One of the lessons my mother taught my sisters and I was that we should share our toys with our friends. We were also taught that if our friends shared their toys with us, that we were to be careful with these toys and return them in as good as or better condition than when the toys were first shared with us. I know these boys were told the same thing by their mother, but her words seemed to fall on deaf ears as we witnessed the destruction of many of our toys that we shared with them.
Since we were required to share our toys with these boys when they asked, we began to hide our unbroken toys so they would not ask to play with them. Only the broken or seemingly indestructible toys were left in plain view. One day one of the boys wondered aloud why all our toys were broken. In my quiet and reserved way, I told him that it was because he broke all of them. He simply shrugged and went back to his destructive play.

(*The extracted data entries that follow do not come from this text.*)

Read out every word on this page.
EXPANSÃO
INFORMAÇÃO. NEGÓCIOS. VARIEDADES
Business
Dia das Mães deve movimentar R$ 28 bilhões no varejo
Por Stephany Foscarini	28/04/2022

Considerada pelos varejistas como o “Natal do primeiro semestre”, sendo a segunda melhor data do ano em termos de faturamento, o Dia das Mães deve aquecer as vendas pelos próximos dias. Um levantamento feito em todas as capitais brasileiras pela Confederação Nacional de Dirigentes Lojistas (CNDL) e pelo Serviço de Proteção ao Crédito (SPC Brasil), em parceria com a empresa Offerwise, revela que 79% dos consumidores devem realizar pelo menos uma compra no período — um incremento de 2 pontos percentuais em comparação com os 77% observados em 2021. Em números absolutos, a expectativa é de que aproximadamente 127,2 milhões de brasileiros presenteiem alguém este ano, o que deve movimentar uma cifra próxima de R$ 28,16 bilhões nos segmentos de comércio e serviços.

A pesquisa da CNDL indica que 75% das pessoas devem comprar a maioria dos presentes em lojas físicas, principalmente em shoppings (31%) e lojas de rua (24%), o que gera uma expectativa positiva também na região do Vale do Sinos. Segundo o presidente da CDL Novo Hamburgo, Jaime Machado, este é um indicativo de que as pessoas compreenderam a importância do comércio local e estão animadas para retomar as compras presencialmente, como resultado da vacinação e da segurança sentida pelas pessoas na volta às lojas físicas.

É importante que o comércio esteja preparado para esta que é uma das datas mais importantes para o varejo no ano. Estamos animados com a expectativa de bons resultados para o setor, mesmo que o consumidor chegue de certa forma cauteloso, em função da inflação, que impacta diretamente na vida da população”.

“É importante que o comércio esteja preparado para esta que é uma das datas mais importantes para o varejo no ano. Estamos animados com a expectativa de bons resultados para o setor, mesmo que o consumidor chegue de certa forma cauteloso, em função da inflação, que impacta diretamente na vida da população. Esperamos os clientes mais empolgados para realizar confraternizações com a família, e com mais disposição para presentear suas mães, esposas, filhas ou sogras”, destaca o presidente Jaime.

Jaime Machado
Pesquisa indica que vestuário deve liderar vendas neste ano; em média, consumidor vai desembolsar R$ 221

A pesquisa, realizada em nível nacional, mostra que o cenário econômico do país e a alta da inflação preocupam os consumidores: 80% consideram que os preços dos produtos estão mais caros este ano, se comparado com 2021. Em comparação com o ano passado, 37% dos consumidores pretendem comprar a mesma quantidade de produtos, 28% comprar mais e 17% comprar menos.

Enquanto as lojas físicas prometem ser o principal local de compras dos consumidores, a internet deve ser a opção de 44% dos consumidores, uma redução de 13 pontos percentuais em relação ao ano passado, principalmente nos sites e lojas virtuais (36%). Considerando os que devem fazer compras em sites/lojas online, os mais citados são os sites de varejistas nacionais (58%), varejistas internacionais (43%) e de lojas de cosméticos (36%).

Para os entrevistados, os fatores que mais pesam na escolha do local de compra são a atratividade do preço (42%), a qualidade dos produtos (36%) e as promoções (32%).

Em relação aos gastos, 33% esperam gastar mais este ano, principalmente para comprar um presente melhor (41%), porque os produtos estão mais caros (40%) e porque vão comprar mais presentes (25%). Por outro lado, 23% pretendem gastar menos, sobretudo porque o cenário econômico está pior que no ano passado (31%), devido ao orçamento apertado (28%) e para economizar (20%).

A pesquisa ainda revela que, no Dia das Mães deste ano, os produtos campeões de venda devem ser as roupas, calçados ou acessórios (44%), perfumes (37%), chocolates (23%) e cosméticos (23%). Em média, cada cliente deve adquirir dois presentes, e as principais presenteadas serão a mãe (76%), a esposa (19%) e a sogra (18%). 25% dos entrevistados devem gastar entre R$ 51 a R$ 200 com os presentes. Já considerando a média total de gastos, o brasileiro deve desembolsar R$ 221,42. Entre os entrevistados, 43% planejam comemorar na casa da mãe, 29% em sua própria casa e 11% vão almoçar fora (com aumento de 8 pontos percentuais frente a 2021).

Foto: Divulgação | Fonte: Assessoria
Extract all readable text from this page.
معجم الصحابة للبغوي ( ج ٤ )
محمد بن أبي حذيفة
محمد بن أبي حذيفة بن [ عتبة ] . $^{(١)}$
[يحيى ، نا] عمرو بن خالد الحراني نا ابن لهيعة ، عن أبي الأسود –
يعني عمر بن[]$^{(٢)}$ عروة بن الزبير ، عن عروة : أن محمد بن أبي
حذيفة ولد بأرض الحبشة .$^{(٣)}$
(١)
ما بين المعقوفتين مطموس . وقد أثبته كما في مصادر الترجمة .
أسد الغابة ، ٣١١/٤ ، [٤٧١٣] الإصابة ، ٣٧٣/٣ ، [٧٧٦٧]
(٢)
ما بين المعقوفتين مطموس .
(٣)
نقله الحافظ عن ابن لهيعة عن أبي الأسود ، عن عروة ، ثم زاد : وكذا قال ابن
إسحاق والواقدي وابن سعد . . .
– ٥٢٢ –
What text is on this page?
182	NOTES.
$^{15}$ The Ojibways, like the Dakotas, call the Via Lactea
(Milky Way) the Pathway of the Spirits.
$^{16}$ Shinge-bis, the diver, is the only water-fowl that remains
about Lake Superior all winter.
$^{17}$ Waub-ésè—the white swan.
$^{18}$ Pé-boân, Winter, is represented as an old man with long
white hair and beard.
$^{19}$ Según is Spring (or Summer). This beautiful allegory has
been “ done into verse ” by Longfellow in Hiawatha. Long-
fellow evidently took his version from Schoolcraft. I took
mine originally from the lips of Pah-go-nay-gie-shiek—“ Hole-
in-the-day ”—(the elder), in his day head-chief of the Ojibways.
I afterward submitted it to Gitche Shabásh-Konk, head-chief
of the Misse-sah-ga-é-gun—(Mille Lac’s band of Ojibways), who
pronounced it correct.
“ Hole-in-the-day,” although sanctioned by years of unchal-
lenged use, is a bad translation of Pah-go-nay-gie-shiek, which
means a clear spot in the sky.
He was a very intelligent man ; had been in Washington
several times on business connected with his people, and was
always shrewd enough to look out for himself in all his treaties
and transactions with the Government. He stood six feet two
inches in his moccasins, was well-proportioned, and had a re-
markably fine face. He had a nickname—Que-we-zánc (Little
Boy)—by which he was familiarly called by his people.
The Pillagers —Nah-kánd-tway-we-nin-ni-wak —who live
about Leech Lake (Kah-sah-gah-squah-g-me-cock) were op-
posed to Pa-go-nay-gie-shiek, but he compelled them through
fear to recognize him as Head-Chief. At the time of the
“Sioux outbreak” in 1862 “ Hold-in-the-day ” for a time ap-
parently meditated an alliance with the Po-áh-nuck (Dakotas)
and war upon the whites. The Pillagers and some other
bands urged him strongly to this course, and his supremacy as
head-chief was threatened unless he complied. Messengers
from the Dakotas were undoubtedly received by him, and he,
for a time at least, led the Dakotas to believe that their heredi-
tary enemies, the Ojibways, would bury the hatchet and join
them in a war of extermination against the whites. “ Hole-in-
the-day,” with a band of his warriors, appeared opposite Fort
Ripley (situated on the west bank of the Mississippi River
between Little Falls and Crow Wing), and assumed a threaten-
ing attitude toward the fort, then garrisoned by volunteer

Do other kids hide toys from you? Do you return borrowed items in as good as or better condition than when you first borrowed the items? When I examine myself through the lens of scripture, I must admit that like these boys, this lesson often falls on deaf ears. While I am always careful with property that belongs to other people, I am not always as careful with property that belongs to God. Paul tells us in 1 Corinthians 6:19-20:
Or do you not know that your body is the temple of the Holy Spirit who is in you, whom you have from God, and you are not your own? For you were bought at a price; therefore glorify God in your body and in your spirit, which are God’s.
We do not own our bodies. Our bodies were purchased by God with the suffering and death of His beloved Son, Jesus, on the cross. Now that we belong to God as His forgiven children, our bodies are essentially on loan to us. We must be careful with God’s property and use our bodies according to His will and not our own. For if we are living for ourselves, then we are denying that we were bought for a price. We are denying Jesus.
Paul tells us that our bodies are the temple of the Holy Spirit. Since a temple is a place where people connected with God, then people should be able to connect to God through us. It is difficult for people to see God in us if we are engaged in sin. God did not purchase our bodies for sin. As a result, we should not employ God’s property to lie, steal, murder or utter profanity. We should not offend God’s property with idolatry or unbiblical divorce. We should not poison God’s property with alcohol, or drugs. We should not sour God’s property with selfishness, jealousy, bitterness, revenge, or unforgiveness. We should not soil God’s property with pornography, sex outside of marriage, adultery, prostitution, or homosexuality.
Don’t break other kids’ toys so that you are left to play with only damaged items. That is, don’t break your body with sin so that you are left with only a damaged soul. You are not merely a toy that belongs to God, but rather a temple of the Holy Spirit who is in you. While the outside of our temples will decay with age, the inside of our temples should be returned to God in better condition than when He gave them to us. Protect God’s temple by living according to His will and not your own. Cultivate God’s temple with prayer, reading His Word, fellowshipping with other believers and telling others about His Son. Illuminate God’s temple by serving and glorifying Him. Remember that God purchased you with something more valuable than silver or gold. He purchased you with the blood of Jesus.